Der 27 jährige Pianist Karlrobert Kreiten lebt Zu dieser Zeit bei einer entfernten Freundin seiner Mutter als Untermieter. Er ist ein typisches Wunderkind der Musik: von jungen Jahren an trainierte er hart an seinen Fähigkeiten, gab Konzerte und wurde von diversen Stellen gefördert. Für die Musikszene ist er einer der deutschen Künstler mit Weltruhm. Hätte der Krieg nicht internationale Verbindungen abgebrochen, wäre es gut möglich, dass er diesen Weltruhm auf dem Feld der Pianisten auch einfahren könnte. So bleibt es bei Konzerten im vom Krieg verheerten Deutschland , denen ein gewisser dekadente Ruch anhaftet, wo so große Teile der Bevölkerung weder die Zeit und Muse noch das Geld haben, um Konzerte zu genießen und die meisten seiner Altersgenossen an der Front stehen und sterben.
Karlrobert Kreiten lebt auf eine gewisse Art ein behütetes Leben in einer Blase. Er ist nicht doof und ist sich grundsätzlich im Klaren darüber, dass er in einer Diktatur lebt, die einen nicht zu gewinnenden Weltkrieg führt. Gleichzeitig aber ist er das, was in jener Zeit so häufig als positives Charaktermerkmal verstanden wurde: unpolitisch. Er ist ein Paradebeispiel für jene Art von Menschen, die sich als Reaktion auf ein totalitäres Regime ins Private zurückziehen und möglichst wenig Berührungspunkte mit der Politik zu haben versuchen. Dies funktioniert für ihn auch gut. Er entstammt einer typischen Bildungsbürgerliche Familie und ist daher materiell einigermaßen gut abgesichert, auch im Krieg. Seine musikalischen Schwerpunkte decken sich nicht mit denen der Nazis, so dass es hier keine Berührungspunkte im Guten wie im Schlechten gibt.
Seine Vermieterin hier ist eine einfältige, aber überzeugter Nationalsozialistin, die vor allem in der Zugehörigkeit zur Gemeinschaft und der dafür notwendigen Konformität aufgeht.

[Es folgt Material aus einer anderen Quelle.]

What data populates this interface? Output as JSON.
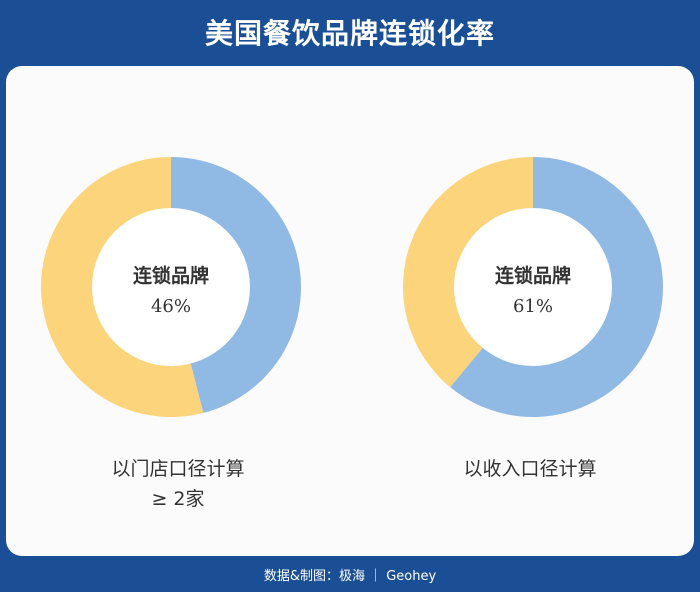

In jedem Zimmer ihrer Wohnung hängt ein Bild von Adolf Hitler. In Unterhaltungen baut sie mit praktisch unvermeidlicher Notwendigkeit Propagandaphrasen ein. An einem etwas gestressten Morgen über dem Frühstück platzt Karlrobert Kreiten die Hutschnur und er erklärt den Krieg für verloren und eine Revolution für in der Luft liegend. Dann geht er weiter seinem Taggeschäft nach. Die geschockte Vermieterin indes bespricht sich mit ihren Freundinnen aus der NS-Frauenschaft. Diese überreden sie zu einer Anzeige bei der Gestapo.
Damit nimmt das Verhängnis seinen Lauf. Die Gestapo verhaftet und befragt Kreiten, der sich mit lahmen Entschuldigungen von einem Missverständnis aus der Affäre zu ziehen versucht und die erfahrenen Beamten damit wenig beeindrucken kann. Zudem ist er sich des Ernstes seiner Lage zu keiner Sekunde bewusst. Er geht davon aus, nach den Befragungen problemlos wieder nach Hause gehen zu können und ist deswegen sogar erfreut, als er aus der Gestapo Zentrale in ein normales Gefängnis verlegt wird, weil er sich im kommenden Prozess einen Freispruch erwartet. Diese Annahme wäre immer naiv gewesen, jedoch hat Kreiten dazu auch noch zeitliches Pech. Der Totale Krieg, den Goebbels im Frühjahr ausgerufen hat und durch zahlreiche Dekrete verschärft, unterwirft die Justiz einer wesentlich strengeren Kontrolle als vorher und zwingt Staatsanwälte und Richter zu deutlich schärferen Urteilen. Die Annahme, dass sein bürgerlicher Hintergrund und sein künstlerischer Ruhm ihm helfen würden, verwandelt sich angesichts des immer deutlicheren Feldzugs der Nazis gegen eben diese bürgerliche Welt und Kultur tatsächlich in einen Nachteil.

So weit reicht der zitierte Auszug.